You can configure CoS features to provide multiple classes of service for different applications. CoS also allows you to rewrite the Differentiated Services code point (DSCP) or IEEE 802.1p code-point bits of packets leaving an interface, thus allowing you to tailor packets for the network requirements of the remote peers.

CoS provides multiple classes of service for different applications. You can configure multiple forwarding classes for transmitting packets, define which packets are placed into each output queue, schedule the transmission service level for each queue, and manage congestion using a weighted random early detection (WRED) algorithm.

In designing CoS applications, you must carefully consider your service needs, and you must thoroughly plan and design your CoS configuration to ensure consistency and interoperability across all platforms in a CoS domain.

Because CoS is implemented in hardware rather than in software, you can experiment with and deploy CoS features without affecting packet forwarding and switching performance.


CoS policies can be enabled or disabled on each switch interface.
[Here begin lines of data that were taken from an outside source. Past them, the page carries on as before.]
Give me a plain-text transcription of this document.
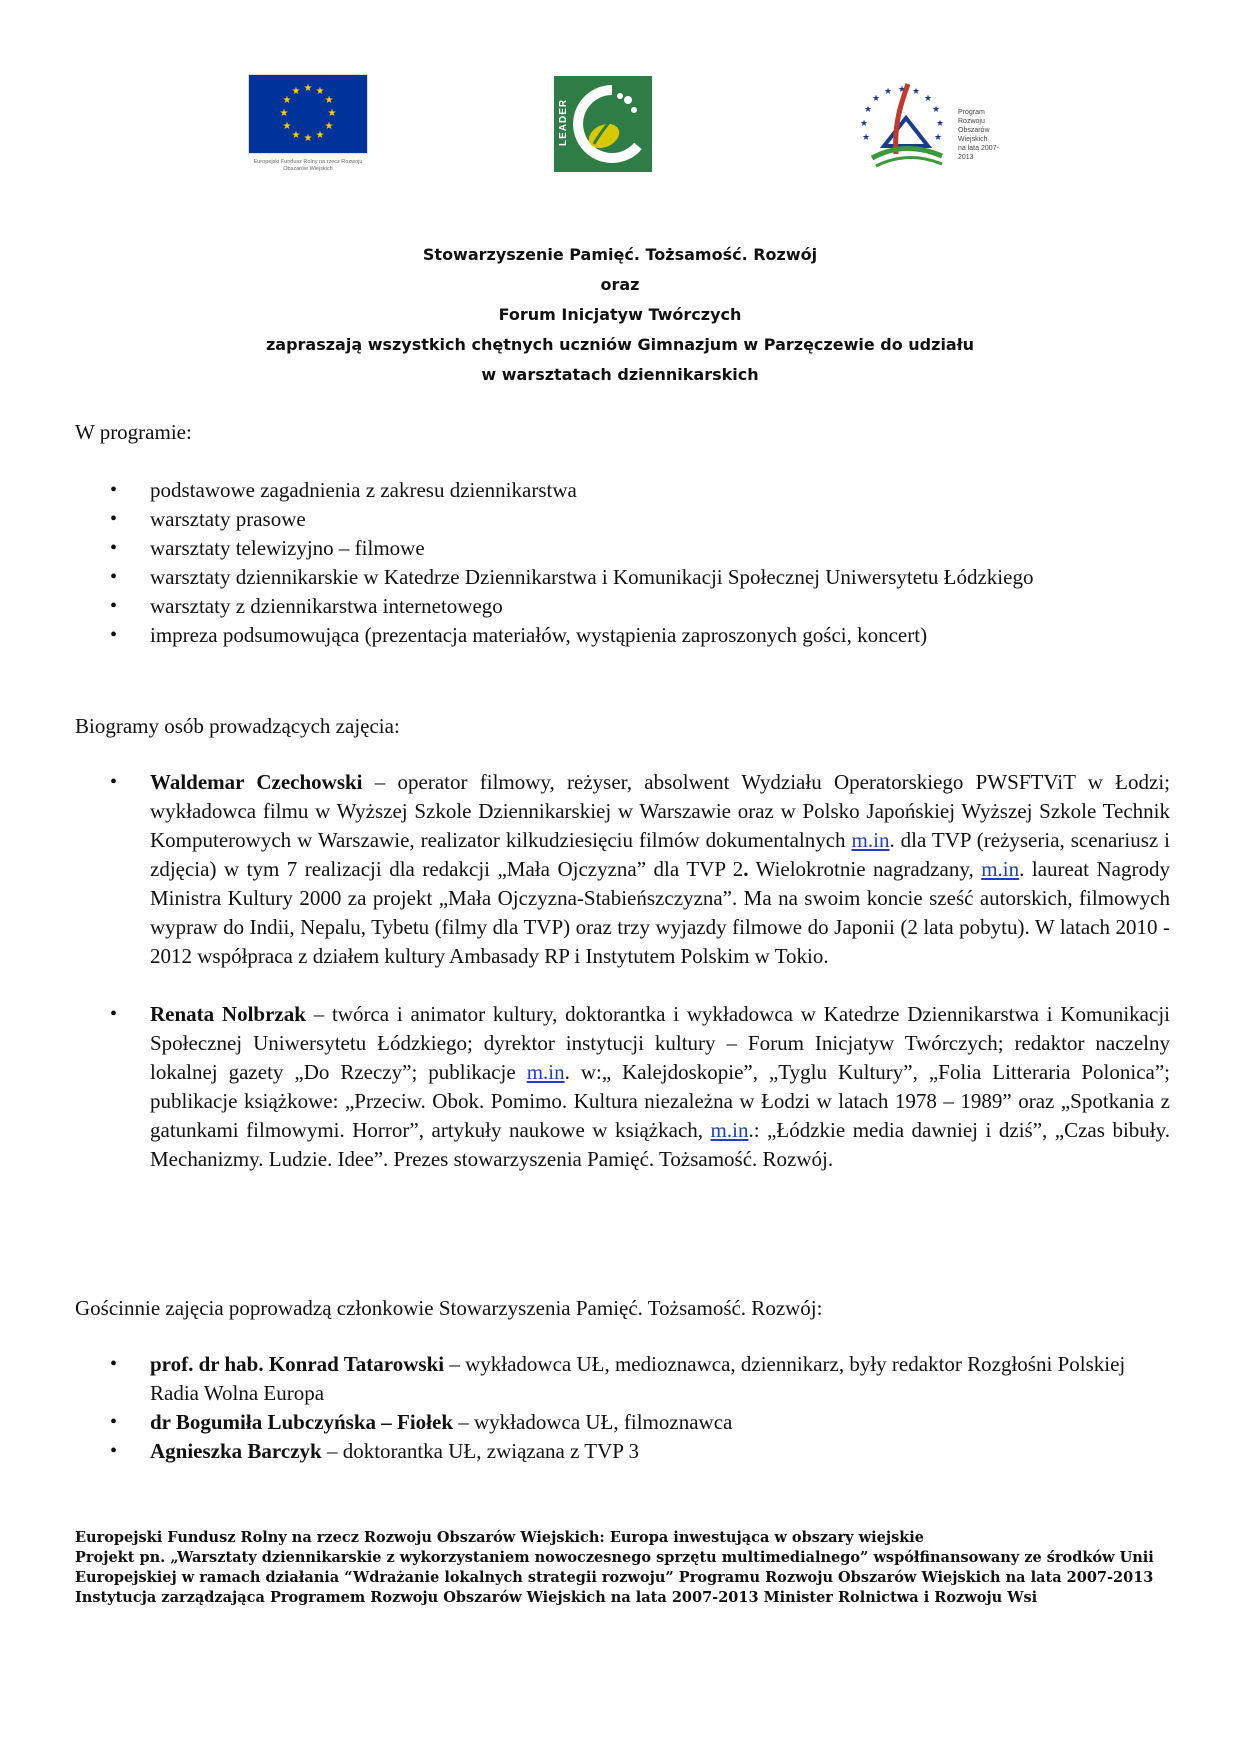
★ ★
★
★
★
★
★
★
★
★
★
★
Europejski Fundusz Rolny na rzecz Rozwoju Obszarów Wiejskich
LEADER	★
★
★
★ ★ ★
★
★
★
★	★
Program
Rozwoju
Obszarów
Wiejskich
na lata 2007-2013
Stowarzyszenie Pamięć. Tożsamość. Rozwój
oraz
Forum Inicjatyw Twórczych
zapraszają wszystkich chętnych uczniów Gimnazjum w Parzęczewie do udziału
w warsztatach dziennikarskich

W programie:

• podstawowe zagadnienia z zakresu dziennikarstwa
• warsztaty prasowe
• warsztaty telewizyjno – filmowe
• warsztaty dziennikarskie w Katedrze Dziennikarstwa i Komunikacji Społecznej Uniwersytetu Łódzkiego
• warsztaty z dziennikarstwa internetowego
• impreza podsumowująca (prezentacja materiałów, wystąpienia zaproszonych gości, koncert)

Biogramy osób prowadzących zajęcia:

• Waldemar Czechowski – operator filmowy, reżyser, absolwent Wydziału Operatorskiego PWSFTViT w Łodzi; wykładowca filmu w Wyższej Szkole Dziennikarskiej w Warszawie oraz w Polsko Japońskiej Wyższej Szkole Technik Komputerowych w Warszawie, realizator kilkudziesięciu filmów dokumentalnych m.in. dla TVP (reżyseria, scenariusz i zdjęcia) w tym 7 realizacji dla redakcji „Mała Ojczyzna” dla TVP 2. Wielokrotnie nagradzany, m.in. laureat Nagrody Ministra Kultury 2000 za projekt „Mała Ojczyzna-Stabieńszczyzna”. Ma na swoim koncie sześć autorskich, filmowych wypraw do Indii, Nepalu, Tybetu (filmy dla TVP) oraz trzy wyjazdy filmowe do Japonii (2 lata pobytu). W latach 2010 - 2012 współpraca z działem kultury Ambasady RP i Instytutem Polskim w Tokio.
• Renata Nolbrzak – twórca i animator kultury, doktorantka i wykładowca w Katedrze Dziennikarstwa i Komunikacji Społecznej Uniwersytetu Łódzkiego; dyrektor instytucji kultury – Forum Inicjatyw Twórczych; redaktor naczelny lokalnej gazety „Do Rzeczy”; publikacje m.in. w:„ Kalejdoskopie”, „Tyglu Kultury”, „Folia Litteraria Polonica”; publikacje książkowe: „Przeciw. Obok. Pomimo. Kultura niezależna w Łodzi w latach 1978 – 1989” oraz „Spotkania z gatunkami filmowymi. Horror”, artykuły naukowe w książkach, m.in.: „Łódzkie media dawniej i dziś”, „Czas bibuły. Mechanizmy. Ludzie. Idee”. Prezes stowarzyszenia Pamięć. Tożsamość. Rozwój.

Gościnnie zajęcia poprowadzą członkowie Stowarzyszenia Pamięć. Tożsamość. Rozwój:

• prof. dr hab. Konrad Tatarowski – wykładowca UŁ, medioznawca, dziennikarz, były redaktor Rozgłośni Polskiej Radia Wolna Europa
• dr Bogumiła Lubczyńska – Fiołek – wykładowca UŁ, filmoznawca
• Agnieszka Barczyk – doktorantka UŁ, związana z TVP 3

Europejski Fundusz Rolny na rzecz Rozwoju Obszarów Wiejskich: Europa inwestująca w obszary wiejskie

Projekt pn. „Warsztaty dziennikarskie z wykorzystaniem nowoczesnego sprzętu multimedialnego” współfinansowany ze środków Unii Europejskiej w ramach działania “Wdrażanie lokalnych strategii rozwoju” Programu Rozwoju Obszarów Wiejskich na lata 2007-2013

Instytucja zarządzająca Programem Rozwoju Obszarów Wiejskich na lata 2007-2013 Minister Rolnictwa i Rozwoju Wsi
Also, each physical and logical interface on the switch can have associated custom CoS rules.

When you change or when you deactivate and then reactivate the class-of-service configuration, the system experiences packet drops because the system momentarily blocks traffic to change the mapping of incoming traffic to input queues.

This topic describes:

CoS Standards

The following RFCs define the standards for CoS capabilities:

  • RFC 2474, Definition of the Differentiated Services Field in the IPv4 and IPv6 Headers

  • RFC 2597, Assured Forwarding PHB Group

  • RFC 2598, An Expedited Forwarding PHB

  • RFC 2698, A Two Rate Three Color Marker

  • RFC 3168, The Addition of Explicit Congestion Notification (ECN) to IP

The following data center bridging (DCB) standards are also supported to provide the CoS (and other characteristics) that Fibre Channel over Ethernet (FCoE) requires for transmitting storage traffic over an Ethernet network:

  • IEEE 802.1Qbb, priority-based flow control (PFC)

  • IEEE 802.1Qaz, enhanced transmission selection (ETS)

  • IEEE 802.1AB (LLDP) extension called Data Center Bridging Capability Exchange Protocol (DCBX)


OCX Series switches and NFX250 Network Services platforms do not support PFC and DCBX.

Juniper Networks QFX10000 switches support both enhanced transmission selection (ETS) hierarchical port scheduling and direct port scheduling.

How Junos OS CoS Works

Junos OS CoS works by examining traffic entering the edge of your network. The switch classifies traffic into defined service groups to provide the special treatment of traffic across the network. For example, you can send voice traffic across certain links and data traffic across other links. In addition, the data traffic streams can be serviced differently along the network path to ensure that higher-paying customers receive better service. As the traffic leaves the network at the far edge, you can reclassify the traffic to meet the policies of the targeted peer by rewriting the DSCP or IEEE 802.1 code-point bits.

To support CoS, you must configure each switch in the network. Generally, each switch examines the packets that enter it to determine their CoS settings. These settings dictate which packets are transmitted first to the next downstream switch. Switches at the edges of the network might be required to alter the CoS settings of the packets that enter the network to classify the packets into the appropriate service groups.

In Figure 1, Switch A is receiving traffic. As each packet enters, Switch A examines the packet’s current CoS settings and classifies the traffic into one of the groupings defined on the switch. This definition allows Switch A to prioritize its resources for servicing the traffic streams it receives. Switch A might alter the CoS settings (forwarding class and loss priority) of the packets to better match the defined traffic groups.

When Switch B receives the packets, it examines the CoS settings, determines the appropriate traffic groups, and processes the packet according to those settings. It then transmits the packets to Switch C, which performs the same actions. Switch D also examines the packets and determines the appropriate groups. Because Switch D sits at the far end of the network, it can reclassify (rewrite) the CoS code-point bits of the packets before transmitting them.

Figure 1: Packet Flow Across the Network
Packet Flow Across the Network

Default CoS Behavior

If you do not configure CoS settings, the software performs some CoS functions to ensure that the system forwards traffic and protocol packets with minimum delay when the network is experiencing congestion. Some CoS settings, such as classifiers, are automatically applied to each logical interface that you configure. Other settings, such as rewrite rules, are applied only if you explicitly associate them with an interface.